From a tax perspective, the risk of criminal sanctions arising from the misclassification of contingent workers are assessed to be low to medium. Such matters are generally pursued as a civil matter.
The main employment law risk is misclassification. The reasons for misclassifying employees are mostly to avoid legal documentation and to avoid paying a contribution to employees, such as non-payment of Central Provident Fund (CPF) obligation under the CPF Act, bypassing minimum protection under the Employment Act.
However, misclassification under Singapore law is difficult to prove because recent case law states that the multi-factorial approach in determining an employment or independent contractor relationship will be applied holistically rather than in isolation. In other words, the Singapore courts will take the relevant factors into account but will apply these facts in context and look at the underlying commercial reasons in totality.
From the perspective of a person who contracts with a contingent worker:
The CPF is a comprehensive social security savings scheme that is mandatory for all citizens and permanent residents of Singapore employed in Singapore. Pursuant to section 7 of the CPF Act 1953, employers must pay to the CPF monthly employee contributions at the appropriate rates set out in the First Schedule of the Act. Thus, misclassification of a contingent worker who is actually an employee can lead to liability for failure to pay CPF contributions.

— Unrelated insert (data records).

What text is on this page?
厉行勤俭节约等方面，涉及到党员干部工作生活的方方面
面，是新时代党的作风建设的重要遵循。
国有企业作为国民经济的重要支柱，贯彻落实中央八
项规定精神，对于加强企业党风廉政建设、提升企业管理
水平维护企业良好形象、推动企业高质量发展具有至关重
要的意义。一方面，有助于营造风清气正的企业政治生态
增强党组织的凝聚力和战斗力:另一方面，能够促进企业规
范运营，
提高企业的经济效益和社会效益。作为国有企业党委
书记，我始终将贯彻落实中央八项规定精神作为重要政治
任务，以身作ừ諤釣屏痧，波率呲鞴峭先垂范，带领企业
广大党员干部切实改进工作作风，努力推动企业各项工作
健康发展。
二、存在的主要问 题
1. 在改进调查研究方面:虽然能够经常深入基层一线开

Where employers misclassify employees in order to avoid their statutory obligations, Singapore's Ministry of Manpower (MOM) will take stern action against such errant employers. According to MOM, employers who practice employee misclassification will be fined and/or imprisoned for breaches of the CPF Act. Employers will also need to deal with administrative penalties, including being named and shamed in a public forum.
However, it should be noted that misclassification under Singapore law is difficult to prove because recent case law states that the multi-factorial approach in determining an employment or independent contractor relationship will be applied holistically rather than in isolation. In other words, the Singapore courts will take the relevant factors into account but will apply these facts in context and look at the underlying commercial reasons in totality.

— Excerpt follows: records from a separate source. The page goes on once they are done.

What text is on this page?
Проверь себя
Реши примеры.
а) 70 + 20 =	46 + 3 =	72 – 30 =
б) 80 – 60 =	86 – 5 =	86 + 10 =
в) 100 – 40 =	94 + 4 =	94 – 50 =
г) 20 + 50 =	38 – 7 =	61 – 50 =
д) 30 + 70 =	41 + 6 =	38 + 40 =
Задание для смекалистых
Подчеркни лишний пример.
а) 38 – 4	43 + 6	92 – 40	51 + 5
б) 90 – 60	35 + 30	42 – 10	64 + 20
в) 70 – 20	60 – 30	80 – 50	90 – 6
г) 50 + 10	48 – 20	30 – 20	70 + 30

Misclassification of a contingent worker who is actually an employee can lead to the employer being held liable for failure to pay Central Provident Fund (CPF) contributions.
If an employer fails to make the requisite CPF contributions in accordance with the CPF Act, the employer may be liable on conviction to (i) a fine of not less than SGD 1,000 and up to SGD 5,000 or a prison term of up to six months, or both; or (ii) a fine of not less than SGD 2,000 and up to SGD 10,000 or a prison term of up to 12 months, or both (for repeat offenders in relation to the same offense).
Where misclassification leads to (i) a failure to comply with tax clearance obligations, fines of up to SGD 5,000 could be imposed; (ii) the filing of incorrect tax returns, or the finding of tax evasion or serious fraudulent tax evasion, penalties of up to 400% of the tax undercharged, fines of up to SGD 50,000 and/or imprisonment of up to five years could be imposed (depending on the severity of the offense); and (iii) the finding of tax avoidance, from the year of assessment 2023 onwards, a surcharge of 50% of the tax adjustment applies, although it can be remitted in whole or in part for good cause.
Persons who contract with contingent workers could be exposed to similar civil and criminal liability. Non-resident persons may also be exposed to permanent establishment risk and may be subject to Singapore income tax compliance obligations depending on the facts.